Poland invasion. The kick -off of World War II

Not a year since the infamous Munich agreement when the German army marched over Poland. Two days later, on September 3, 1939, British and French declared war to Germany, kicking off World War II. After a decade of misunderstanding-a transverse feature of almost all the great leaders of history-it was proved that Churchill was, after all, right. The defeat of the Polacos was just over a month later, and was also attacked in the eastern flank by the Soviets, with whom the Nazis had already celebrated a non-aggression pact. The first big step of the campaign was taken to total domination and the Lebensraum intended by Hitler.

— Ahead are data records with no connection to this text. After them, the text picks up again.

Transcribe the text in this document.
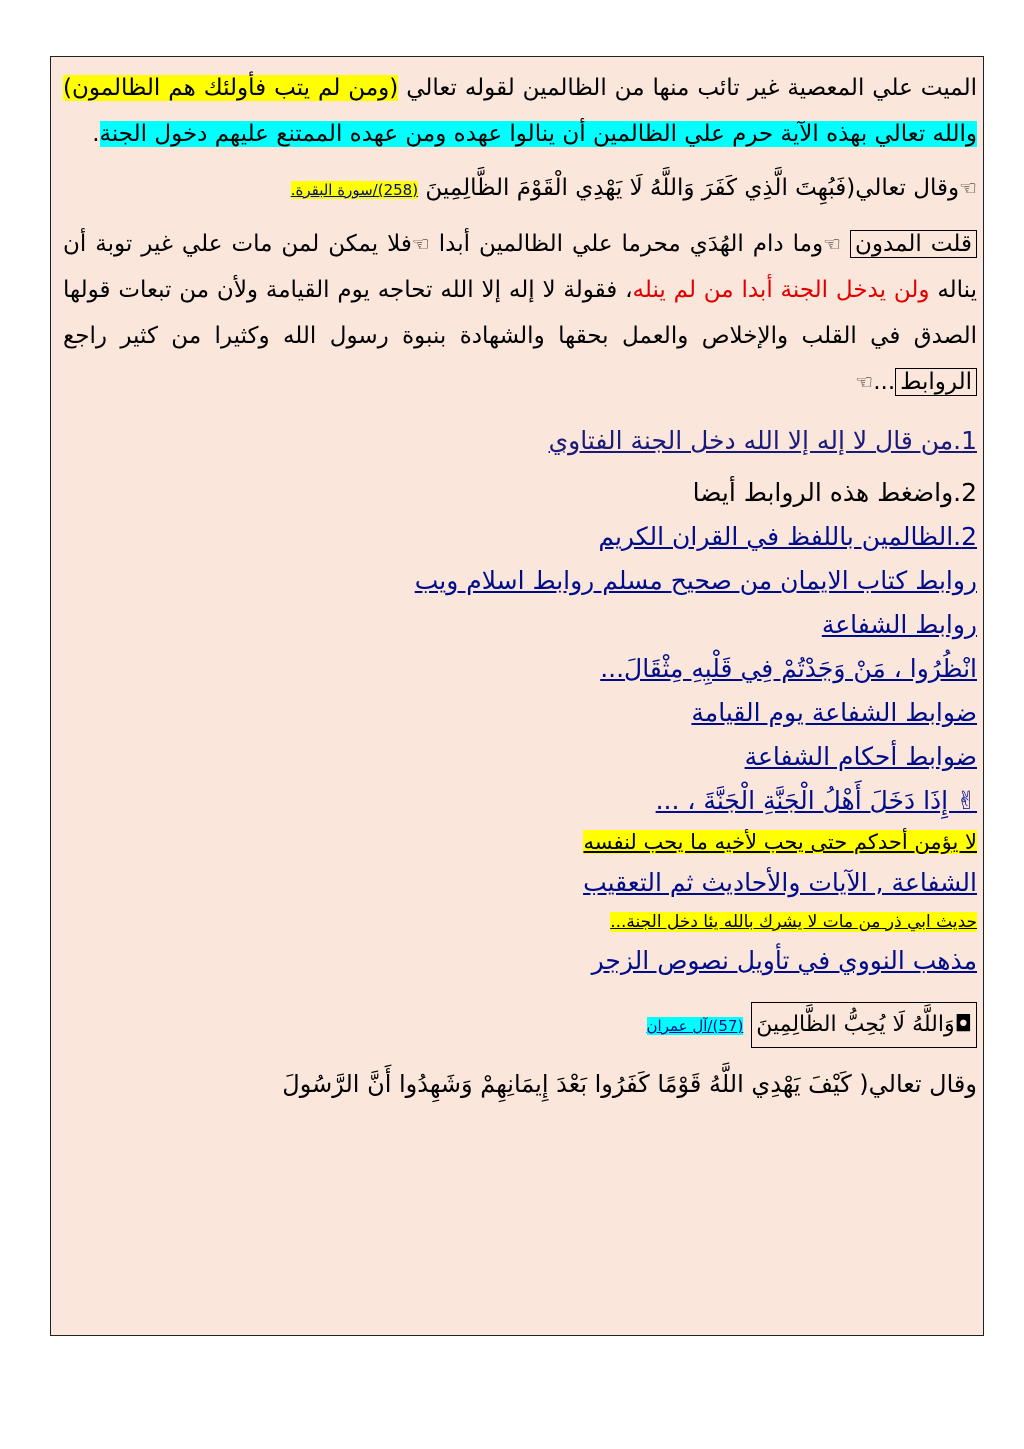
الميت علي المعصية غير تائب منها من الظالمين لقوله تعالي (ومن لم يتب فأولئك هم الظالمون) والله تعالي بهذه الآية حرم علي الظالمين أن ينالوا عهده ومن عهده الممتنع عليهم دخول الجنة.

☜وقال تعالي(فَبُهِتَ الَّذِي كَفَرَ وَاللَّهُ لَا يَهْدِي الْقَوْمَ الظَّالِمِينَ (258)/سورة البقرة.

قلت المدون ☜وما دام الهُدَي محرما علي الظالمين أبدا ☜فلا يمكن لمن مات علي غير توبة أن يناله ولن يدخل الجنة أبدا من لم ينله، فقولة لا إله إلا الله تحاجه يوم القيامة ولأن من تبعات قولها الصدق في القلب والإخلاص والعمل بحقها والشهادة بنبوة رسول الله وكثيرا من كثير راجع الروابط...☜

1.من قال لا إله إلا الله دخل الجنة الفتاوي

2.واضغط هذه الروابط أيضا

2.الظالمين باللفظ في القران الكريم

روابط كتاب الايمان من صحيح مسلم روابط اسلام ويب

روابط الشفاعة

انْظُرُوا ، مَنْ وَجَدْتُمْ فِي قَلْبِهِ مِثْقَالَ...

ضوابط الشفاعة يوم القيامة

ضوابط أحكام الشفاعة

✌ إِذَا دَخَلَ أَهْلُ الْجَنَّةِ الْجَنَّةَ ، ...

لا يؤمن أحدكم حتى يحب لأخيه ما يحب لنفسه

الشفاعة , الآيات والأحاديث ثم التعقيب

حديث ابي ذر من مات لا يشرك بالله يئا دخل الجنة...

مذهب النووي في تأويل نصوص الزجر

◘وَاللَّهُ لَا يُحِبُّ الظَّالِمِينَ (57)/آل عمران

وقال تعالي( كَيْفَ يَهْدِي اللَّهُ قَوْمًا كَفَرُوا بَعْدَ إِيمَانِهِمْ وَشَهِدُوا أَنَّ الرَّسُولَ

The end. Drowned by paranoia and defeats, Hitler suicides

Paranoia was wearing Hitler during the war and in 1944 a strong axed in the state of health was given führer. Claus von stauffenberg, the main face of a conspiracy to assassinate Hitler, took a suitcase with explosives for a restricted meeting at the barracks Wolfsschanze (Wolf’s Tante). The goal was not met, but the explosion weakened the Nazi leader. “The most serious effects (…) were psychological and Hitler’s paranoia became much worse,” Owens wrote in the work In power and disease. It eventually committed suicide in his bunker, which was under the former Chancellery of Reich, on a day like today, 80 years ago.